National Institute of Alcohol Abuse and Alcoholism

PNPLA3

patatin‐like phospholipase domain‐containing protein 3

Alcohol‐associated liver disease (ALD) is one of the major causes of chronic liver diseases worldwide. ALD represents a spectrum of histopathological changes in patients with excessive alcohol use ranging from alcohol‐induced steatosis, alcoholic steatohepatitis, and cirrhosis.1 Alcoholic steatosis can occur in patients who consumed 120 to 150 g of alcohol per day for 2 to 3 weeks.2 Alcoholic hepatitis (AH) is a severe form of ALD with high morbidity and mortality.3 Approximately 8% to 20% of patients who drink alcohol excessively will progress to cirrhosis in their lifetime4 (Fig. 1).

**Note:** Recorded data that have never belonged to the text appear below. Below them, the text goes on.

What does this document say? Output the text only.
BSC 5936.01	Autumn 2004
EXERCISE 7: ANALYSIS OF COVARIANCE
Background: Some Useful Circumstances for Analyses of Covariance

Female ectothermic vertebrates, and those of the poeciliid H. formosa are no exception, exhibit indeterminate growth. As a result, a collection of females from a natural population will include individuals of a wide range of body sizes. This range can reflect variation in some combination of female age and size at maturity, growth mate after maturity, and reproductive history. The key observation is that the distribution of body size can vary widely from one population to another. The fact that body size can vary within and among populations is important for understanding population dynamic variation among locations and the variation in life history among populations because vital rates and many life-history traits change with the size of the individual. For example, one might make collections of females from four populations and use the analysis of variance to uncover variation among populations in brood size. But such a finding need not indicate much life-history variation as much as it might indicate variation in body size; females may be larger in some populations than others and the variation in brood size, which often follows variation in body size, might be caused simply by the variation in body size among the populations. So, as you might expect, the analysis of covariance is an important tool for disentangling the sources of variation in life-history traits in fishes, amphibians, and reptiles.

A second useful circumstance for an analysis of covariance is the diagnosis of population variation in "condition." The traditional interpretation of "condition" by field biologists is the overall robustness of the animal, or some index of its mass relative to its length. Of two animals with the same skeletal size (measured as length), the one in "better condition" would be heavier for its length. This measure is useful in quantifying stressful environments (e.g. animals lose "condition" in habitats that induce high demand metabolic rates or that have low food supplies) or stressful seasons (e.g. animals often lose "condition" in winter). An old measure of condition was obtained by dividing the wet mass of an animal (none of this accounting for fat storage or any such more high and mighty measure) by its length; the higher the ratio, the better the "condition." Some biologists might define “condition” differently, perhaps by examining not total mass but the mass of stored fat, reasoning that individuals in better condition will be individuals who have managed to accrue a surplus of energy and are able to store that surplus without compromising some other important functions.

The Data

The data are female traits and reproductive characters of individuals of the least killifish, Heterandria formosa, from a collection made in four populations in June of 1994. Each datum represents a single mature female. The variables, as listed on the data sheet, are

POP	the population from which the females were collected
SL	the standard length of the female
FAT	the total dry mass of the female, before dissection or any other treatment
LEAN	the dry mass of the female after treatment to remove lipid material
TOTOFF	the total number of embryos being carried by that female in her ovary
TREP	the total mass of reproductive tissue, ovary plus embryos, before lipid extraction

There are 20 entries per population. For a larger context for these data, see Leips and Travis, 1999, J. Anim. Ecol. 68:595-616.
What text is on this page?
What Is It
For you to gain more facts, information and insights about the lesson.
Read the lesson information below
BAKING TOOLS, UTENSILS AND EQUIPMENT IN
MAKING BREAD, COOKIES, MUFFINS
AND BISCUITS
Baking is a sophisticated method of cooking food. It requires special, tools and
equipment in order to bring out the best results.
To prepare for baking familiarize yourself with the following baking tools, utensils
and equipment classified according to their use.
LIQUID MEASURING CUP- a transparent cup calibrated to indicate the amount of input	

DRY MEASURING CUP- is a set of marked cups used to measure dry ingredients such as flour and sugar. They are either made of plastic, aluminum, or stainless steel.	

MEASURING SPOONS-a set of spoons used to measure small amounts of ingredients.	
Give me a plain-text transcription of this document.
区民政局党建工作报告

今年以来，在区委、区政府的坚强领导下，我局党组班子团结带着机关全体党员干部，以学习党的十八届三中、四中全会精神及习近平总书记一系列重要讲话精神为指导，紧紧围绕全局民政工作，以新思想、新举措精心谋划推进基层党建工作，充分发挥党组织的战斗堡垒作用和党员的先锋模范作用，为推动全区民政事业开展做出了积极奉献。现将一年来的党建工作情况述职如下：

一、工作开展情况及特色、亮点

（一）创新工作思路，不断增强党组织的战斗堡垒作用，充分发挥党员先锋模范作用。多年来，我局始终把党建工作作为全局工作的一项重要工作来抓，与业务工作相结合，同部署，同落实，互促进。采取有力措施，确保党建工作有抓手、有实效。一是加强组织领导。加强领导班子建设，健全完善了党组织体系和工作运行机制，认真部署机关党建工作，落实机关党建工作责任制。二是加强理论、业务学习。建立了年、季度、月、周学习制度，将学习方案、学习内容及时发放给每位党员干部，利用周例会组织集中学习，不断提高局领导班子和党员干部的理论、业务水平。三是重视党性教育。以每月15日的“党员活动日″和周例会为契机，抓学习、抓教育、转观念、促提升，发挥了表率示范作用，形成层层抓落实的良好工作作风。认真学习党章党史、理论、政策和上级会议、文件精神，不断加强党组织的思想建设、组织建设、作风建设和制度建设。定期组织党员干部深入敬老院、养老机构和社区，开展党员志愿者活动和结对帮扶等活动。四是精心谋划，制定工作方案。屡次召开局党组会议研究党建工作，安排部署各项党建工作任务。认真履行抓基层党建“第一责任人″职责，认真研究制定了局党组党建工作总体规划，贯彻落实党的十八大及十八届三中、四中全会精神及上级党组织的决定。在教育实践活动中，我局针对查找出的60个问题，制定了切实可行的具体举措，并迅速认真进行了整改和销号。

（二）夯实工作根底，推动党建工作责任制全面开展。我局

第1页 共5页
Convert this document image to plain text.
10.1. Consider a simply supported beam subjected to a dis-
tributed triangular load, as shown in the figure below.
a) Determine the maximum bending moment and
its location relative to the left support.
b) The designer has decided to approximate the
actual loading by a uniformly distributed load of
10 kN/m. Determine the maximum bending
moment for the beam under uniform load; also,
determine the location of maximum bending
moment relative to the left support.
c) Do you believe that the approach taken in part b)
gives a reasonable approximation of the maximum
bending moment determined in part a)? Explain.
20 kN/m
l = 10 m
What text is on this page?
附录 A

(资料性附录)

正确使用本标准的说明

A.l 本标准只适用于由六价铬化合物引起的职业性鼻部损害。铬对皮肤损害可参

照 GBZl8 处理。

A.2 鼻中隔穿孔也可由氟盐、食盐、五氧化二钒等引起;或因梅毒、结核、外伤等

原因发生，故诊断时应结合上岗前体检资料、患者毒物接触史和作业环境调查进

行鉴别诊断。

Approximately 27% of liver‐related deaths worldwide are attributed to alcohol consumption, with the highest in Europe and levels increasing globally.5 The overall mortality rates from ALD vary across countries in the Eastern and Western Hemispheres, and are closely correlated with the per capita alcohol consumption.6 Total alcohol per capita consumption is highest in the developed world, notably Eastern Europe, which has the highest per capita consumption.7 Although the per capita alcohol consumption is lower in several countries in Asia when compared with the West, there has been a rapid rise in per capita alcohol consumption in countries such as Indian and China with recent changes in the economies and increase in average incomes.1 For instance, the percentage of regular alcohol drinkers among the general population in different areas in China increased from 27.0% in 2000 to 66.2% in 2015, and the percentage of excessive drinkers increased from 0.21% in 1982 to 14.8% in 2000.8

Figure 1.

Figure 1

Schematic diagram on the histopathological spectrum of ALD.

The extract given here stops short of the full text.